Wer darf für wen stimmen?

In diesem System dürfen die Punktwerte von eins bis acht, zehn und zwölf von jedem Land an jeweils einen Künstler vergeben werden. Somit vergibt jede Jury an zehn der 25 Finalteilnehmer mindestens einen Punkt. Dabei sind auch die Länder stimmberechtigt, die im Halbfinale aus dem Wettbewerb ausschieden. Weder Juroren noch Zuschauer dürfen jedoch für den Nominierten aus der eigenen Nation stimmen.
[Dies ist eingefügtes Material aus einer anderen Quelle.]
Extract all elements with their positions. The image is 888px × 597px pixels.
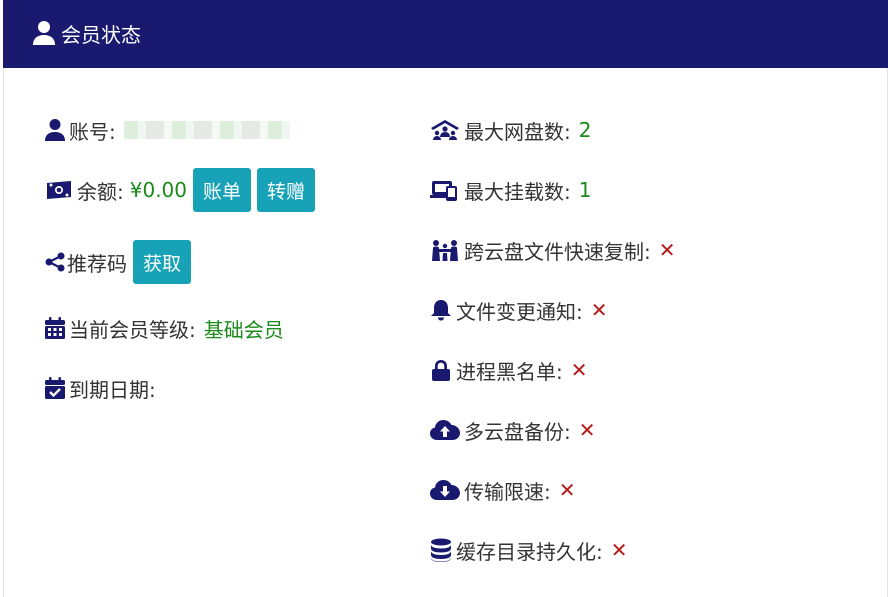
feature-status-cross: ✕	[590, 298, 608, 322]
bill-button[interactable]: 账单	[193, 168, 252, 212]
feature-row: 多云盘备份: ✕	[430, 415, 596, 445]
people-icon	[430, 239, 460, 261]
feature-row: 文件变更通知: ✕	[430, 295, 608, 325]
bell-icon	[430, 299, 452, 321]
max-disks-row: 最大网盘数: 2	[430, 115, 591, 145]
max-disks-value: 2	[578, 118, 592, 142]
feature-label: 跨云盘文件快速复制:	[464, 239, 651, 264]
feature-status-cross: ✕	[610, 538, 628, 562]
cloud-upload-icon	[430, 419, 460, 441]
expiry-row: 到期日期:	[45, 373, 156, 403]
feature-row: 进程黑名单: ✕	[430, 355, 588, 385]
balance-label: 余额:	[77, 179, 124, 204]
feature-label: 多云盘备份:	[464, 419, 571, 444]
calendar-icon	[45, 317, 65, 339]
account-row: 账号:	[45, 115, 290, 145]
calendar-check-icon	[45, 377, 65, 399]
feature-row: 传输限速: ✕	[430, 475, 576, 505]
max-mounts-label: 最大挂载数:	[464, 179, 571, 204]
cloud-download-icon	[430, 479, 460, 501]
feature-status-cross: ✕	[558, 478, 576, 502]
network-icon	[430, 119, 460, 141]
feature-label: 文件变更通知:	[456, 299, 583, 324]
max-disks-label: 最大网盘数:	[464, 119, 571, 144]
feature-row: 跨云盘文件快速复制: ✕	[430, 235, 676, 265]
account-value-masked	[123, 121, 290, 139]
feature-row: 缓存目录持久化: ✕	[430, 535, 628, 565]
lock-icon	[430, 359, 452, 381]
account-label: 账号:	[69, 119, 116, 144]
feature-status-cross: ✕	[658, 238, 676, 262]
referral-label: 推荐码	[67, 251, 127, 276]
feature-status-cross: ✕	[578, 418, 596, 442]
card-header: 会员状态	[3, 0, 888, 68]
feature-label: 传输限速:	[464, 479, 551, 504]
level-value: 基础会员	[203, 317, 284, 342]
feature-status-cross: ✕	[570, 358, 588, 382]
balance-row: 余额: ¥0.00 账单 转赠	[45, 168, 316, 212]
level-row: 当前会员等级: 基础会员	[45, 313, 284, 343]
feature-label: 进程黑名单:	[456, 359, 563, 384]
transfer-button[interactable]: 转赠	[257, 168, 316, 212]
database-icon	[430, 538, 452, 562]
balance-value: ¥0.00	[129, 178, 188, 202]
feature-label: 缓存目录持久化:	[456, 539, 603, 564]
share-icon	[45, 252, 65, 272]
devices-icon	[430, 179, 460, 201]
expiry-label: 到期日期:	[69, 377, 156, 402]
level-label: 当前会员等级:	[69, 317, 196, 342]
money-icon	[45, 180, 73, 200]
card-title: 会员状态	[61, 22, 141, 47]
max-mounts-value: 1	[578, 178, 592, 202]
get-referral-button[interactable]: 获取	[133, 240, 192, 284]
user-icon	[45, 119, 65, 141]
referral-row: 推荐码 获取	[45, 240, 192, 284]
max-mounts-row: 最大挂载数: 1	[430, 175, 591, 205]
user-icon	[33, 21, 55, 45]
Die zweite Hälfte der Gesamtpunktzahl wird durch eine Abstimmung unter den Zuschauern bestimmt. Hierbei werden die Punktzahlen den Auftritten zugeordnet, für die die meisten Anrufe eingingen. Auch das Publikum stimmt damit pro Land für zehn Künstler. Damit kann ein Land einen Künstler insgesamt mit maximal 24 Punkten bewerten. Bei kleinen Ländern wie San Marino, die aufgrund zu geringer Anruferzahlen kein eigenes Televoting zustande bekommen, oder bei technischen Einschränkungen wird die Telefonwertung anhand der Abstimmungen vergleichbarer Länder statistisch errechnet.

Was passiert bei gleicher Punktzahl?

1969 landeten gleich vier Länder mit gleicher Punktzahl auf dem ersten Platz. Da dies künftig nicht mehr passieren sollte, auch weil der Veranstalter in solchen Fällen vor organisatorische Probleme gestellt wird, wurde mit Änderungen der Regelwerke experimentiert. Das Ergebnis war 1975 die Einführung des heutigen Punktsystems.

Zudem wurden nach und nach weitere Regelungen erarbeitet, die greifen sollen, falls es dennoch zum Gleichstand kommt und dann, wenn die Punktevergabe wegen Stimmgleichheit nicht eindeutig ist. In diesem Fall wird zunächst das Zuschauervoting separat betrachtet. Wenn auch hier Gleichstand zwischen zwei Auftritten herrscht, wird die höhere Jurywertung bevorzugt. Danach kommt es zu einem Mehrheitsentscheid der Juroren, sollte auch hier Uneinigkeit herrschen, entscheidet das jüngste Jurymitglied im Alleingang, welcher Künstler die bessere Platzierung und damit die höhere Punktzahl von jeweiligen Land erhalten soll.